While it is true, as defendant contends, that rentals from real estate are excluded from self-employment earnings, it does not follow that after incorporation the corporation could not properly pay plaintiff and his wife reasonable salaries for managing and operating the apartment properties. Obviously a substantial amount of time is required in operating 21 apartments. If these services were not performed by plaintiff and his wife, it would be necessary to employ someone else to perform the same services.
The mere fact that the services in operating the apartments had been performed by plaintiff and his wife without compensation prior to incorporation would not prevent payment for those services subsequent to incorporation.
The question is, was the compensation reasonable for the services actually performed? As the court said in Lindgren, the Appeals Council “should reconstruct a reasonable wage under all
the circumstances”; or as was said in Stark, the “Secretary is entitled to make an objective reappraisal of the salary to determine what would have been a reasonable salary * * * for the services * * * performed”. It may be that the Appeals Council will find it necessary to take further testimony.

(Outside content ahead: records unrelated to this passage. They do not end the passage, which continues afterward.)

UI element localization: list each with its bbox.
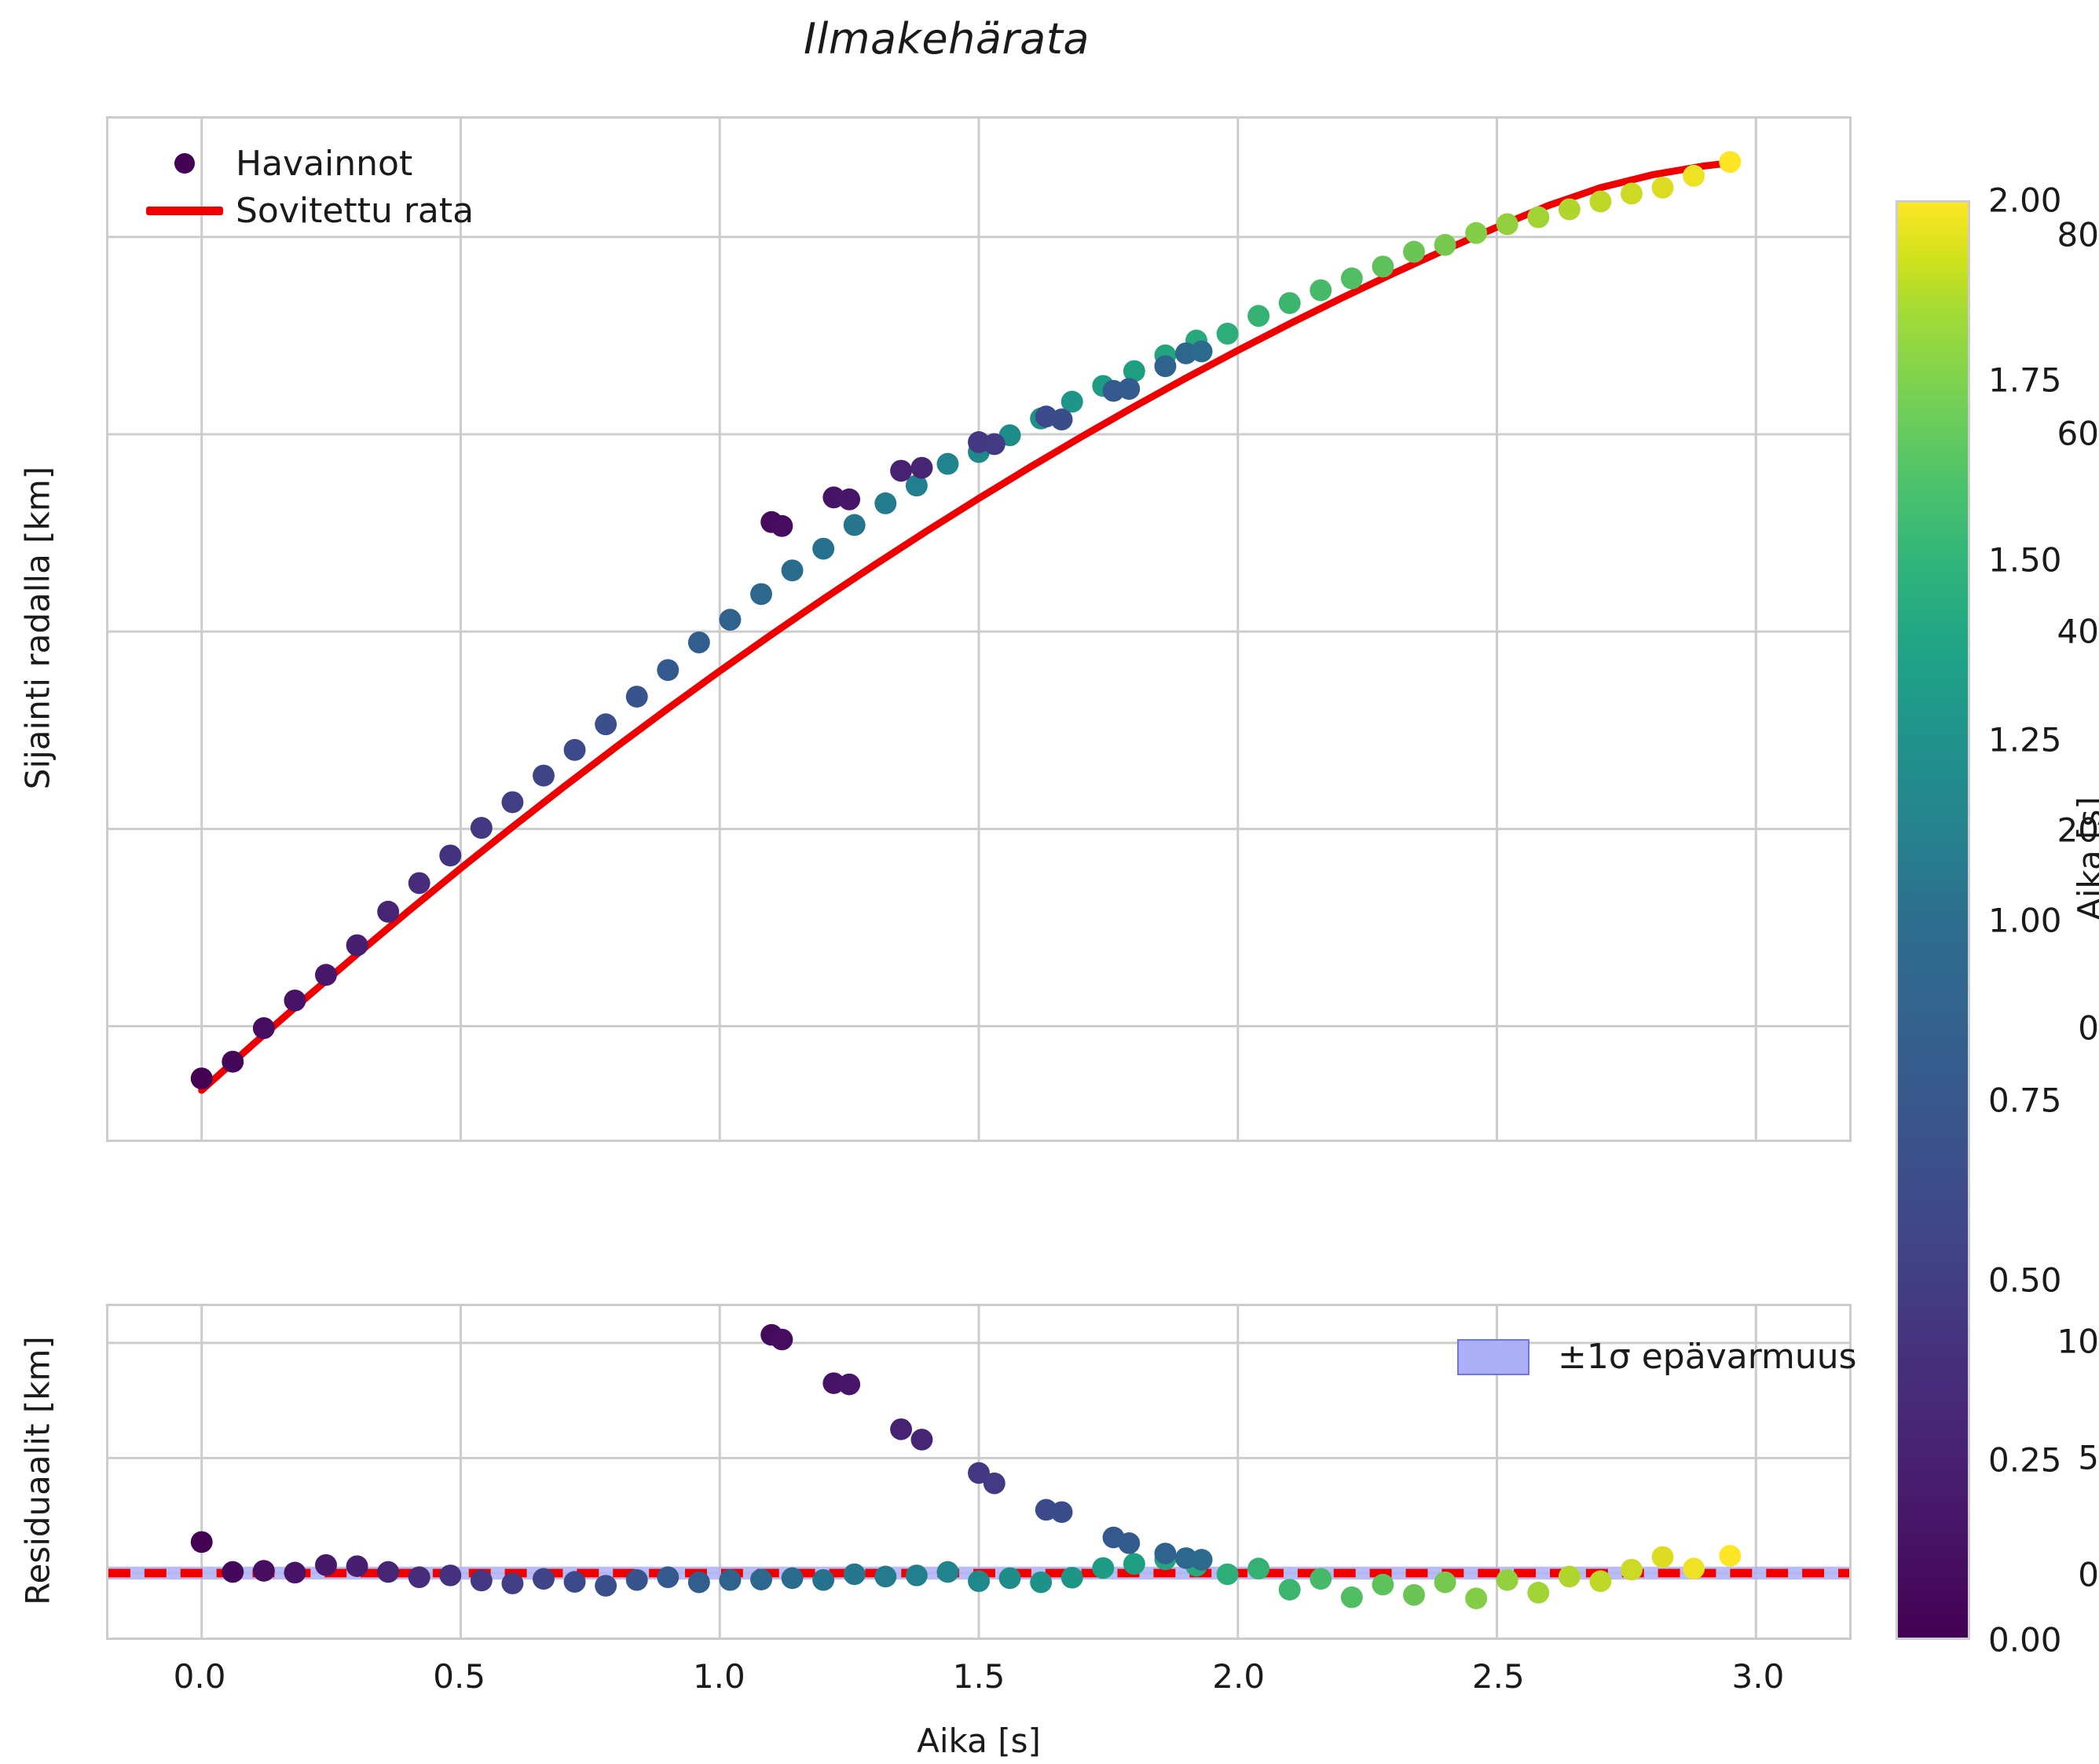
figure-title: Ilmakehärata <box>804 14 1090 64</box>
colorbar-tick-1.50: 1.50 <box>1988 540 2062 580</box>
main-y-axis-label: Sijainti radalla [km] <box>18 466 57 790</box>
x-tick-1.5: 1.5 <box>952 1657 1006 1696</box>
main-plot-canvas <box>108 119 1849 1140</box>
legend-item-havainnot: Havainnot <box>134 140 573 187</box>
legend-label-sigma-band: ±1σ epävarmuus <box>1558 1337 1857 1377</box>
legend-marker-line-icon <box>134 206 236 215</box>
colorbar-tick-0.75: 0.75 <box>1988 1081 2062 1120</box>
x-tick-0.0: 0.0 <box>173 1657 226 1696</box>
colorbar-axis-label: Aika [s] <box>2071 796 2099 920</box>
residual-plot-legend: ±1σ epävarmuus <box>1457 1337 1857 1377</box>
legend-item-sovitettu-rata: Sovitettu rata <box>134 187 573 234</box>
x-tick-2.5: 2.5 <box>1471 1657 1525 1696</box>
main-y-tick-0: 0 <box>2078 1008 2099 1048</box>
residual-y-tick-10: 10 <box>2057 1322 2099 1361</box>
x-tick-2.0: 2.0 <box>1212 1657 1266 1696</box>
colorbar-tick-0.50: 0.50 <box>1988 1261 2062 1300</box>
main-plot-axes <box>106 116 1852 1142</box>
residual-plot-canvas <box>108 1306 1849 1638</box>
main-y-tick-60: 60 <box>2057 414 2099 453</box>
x-axis-label: Aika [s] <box>917 1722 1041 1760</box>
legend-label-havainnot: Havainnot <box>236 143 413 184</box>
colorbar-tick-1.75: 1.75 <box>1988 360 2062 400</box>
x-tick-3.0: 3.0 <box>1731 1657 1785 1696</box>
x-tick-0.5: 0.5 <box>433 1657 486 1696</box>
main-y-tick-80: 80 <box>2057 215 2099 254</box>
main-y-tick-20: 20 <box>2057 811 2099 850</box>
residual-plot-axes <box>106 1304 1852 1640</box>
colorbar-gradient <box>1896 200 1970 1640</box>
residual-y-tick-5: 5 <box>2078 1438 2099 1477</box>
main-plot-legend: Havainnot Sovitettu rata <box>134 140 573 234</box>
colorbar-tick-1.25: 1.25 <box>1988 720 2062 759</box>
legend-label-sovitettu-rata: Sovitettu rata <box>236 190 474 231</box>
x-tick-1.0: 1.0 <box>692 1657 745 1696</box>
colorbar-tick-2.00: 2.00 <box>1988 181 2062 220</box>
colorbar-tick-0.00: 0.00 <box>1988 1620 2062 1660</box>
colorbar-tick-1.00: 1.00 <box>1988 901 2062 939</box>
residual-y-axis-label: Residuaalit [km] <box>18 1336 57 1605</box>
main-y-tick-40: 40 <box>2057 612 2099 651</box>
legend-sigma-band-patch-icon <box>1457 1338 1529 1375</box>
legend-marker-dot-icon <box>134 153 236 174</box>
residual-y-tick-0: 0 <box>2078 1555 2099 1594</box>
colorbar-tick-0.25: 0.25 <box>1988 1440 2062 1480</box>
colorbar: 0.00 0.25 0.50 0.75 1.00 1.25 1.50 1.75 2.00 <box>1896 181 2062 1660</box>
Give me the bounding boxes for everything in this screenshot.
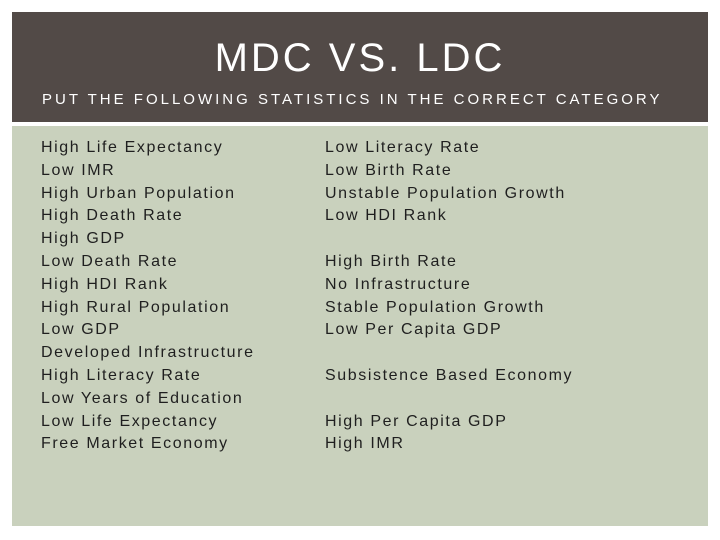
list-item: Low Life Expectancy [41,412,219,430]
list-item: Low Literacy Rate [325,139,481,156]
list-item: High Literacy Rate [41,366,202,384]
content-panel: High Life Expectancy Low IMR High Urban … [12,126,708,526]
list-item: Unstable Population Growth [325,184,566,202]
list-item: Low Death Rate [41,252,179,270]
list-item: High IMR [325,435,405,453]
list-item: High Rural Population [41,298,231,316]
list-item: High Death Rate [41,207,184,225]
list-spacer [325,342,573,365]
title-banner: MDC VS. LDC PUT THE FOLLOWING STATISTICS… [12,12,708,122]
list-item: Stable Population Growth [325,298,545,316]
list-item: Low IMR [41,161,116,179]
list-item: No Infrastructure [325,275,472,293]
list-spacer [325,228,573,251]
list-item: High Per Capita GDP [325,412,508,430]
list-item: Low GDP [41,321,121,339]
list-item: Low HDI Rank [325,207,448,225]
list-item: Developed Infrastructure [41,344,255,362]
list-item: Low Per Capita GDP [325,321,503,339]
slide-subtitle: PUT THE FOLLOWING STATISTICS IN THE CORR… [42,91,663,108]
right-statistics-list: Low Literacy Rate Low Birth Rate Unstabl… [325,137,573,456]
list-item: Subsistence Based Economy [325,366,574,384]
list-item: High HDI Rank [41,275,169,293]
list-item: Low Years of Education [41,389,244,407]
list-item: High Life Expectancy [41,139,224,156]
left-statistics-list: High Life Expectancy Low IMR High Urban … [41,137,255,456]
list-item: Low Birth Rate [325,161,453,179]
list-item: High Birth Rate [325,252,458,270]
slide-title: MDC VS. LDC [214,36,506,80]
list-spacer [325,388,573,411]
list-item: Free Market Economy [41,435,229,453]
list-item: High GDP [41,230,126,248]
list-item: High Urban Population [41,184,236,202]
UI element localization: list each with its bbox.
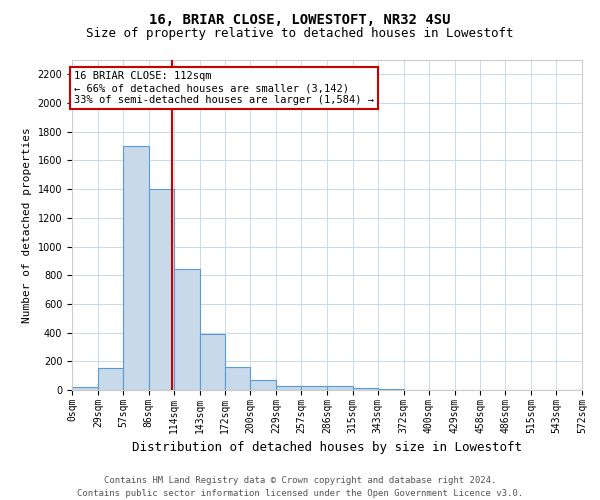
Bar	[276, 386, 301, 390]
Bar	[98, 368, 123, 390]
X-axis label: Distribution of detached houses by size in Lowestoft: Distribution of detached houses by size …	[132, 441, 522, 454]
Bar	[250, 380, 276, 390]
Text: 16, BRIAR CLOSE, LOWESTOFT, NR32 4SU: 16, BRIAR CLOSE, LOWESTOFT, NR32 4SU	[149, 12, 451, 26]
Bar	[378, 388, 404, 390]
Text: 16 BRIAR CLOSE: 112sqm
← 66% of detached houses are smaller (3,142)
33% of semi-: 16 BRIAR CLOSE: 112sqm ← 66% of detached…	[74, 72, 374, 104]
Bar	[149, 189, 173, 390]
Bar	[123, 146, 149, 390]
Bar	[353, 388, 378, 390]
Text: Contains HM Land Registry data © Crown copyright and database right 2024.
Contai: Contains HM Land Registry data © Crown c…	[77, 476, 523, 498]
Y-axis label: Number of detached properties: Number of detached properties	[22, 127, 32, 323]
Bar	[226, 367, 250, 390]
Bar	[327, 386, 353, 390]
Text: Size of property relative to detached houses in Lowestoft: Size of property relative to detached ho…	[86, 28, 514, 40]
Bar	[301, 386, 327, 390]
Bar	[199, 334, 226, 390]
Bar	[72, 387, 98, 390]
Bar	[173, 270, 199, 390]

Section 205(g) provides: “* * * the court shall have power to enter, upon the pleadings and transcript of the record, a judgment affirming, modifying, or reversing the decision of the Secretary, with or without remanding the cause for a rehearing”. The case will be remanded to the Secretary to re-evaluate the case consistent with this opinion and the views expressed by the Court of Appeals for the Ninth Circuit in Stark and Lindgren.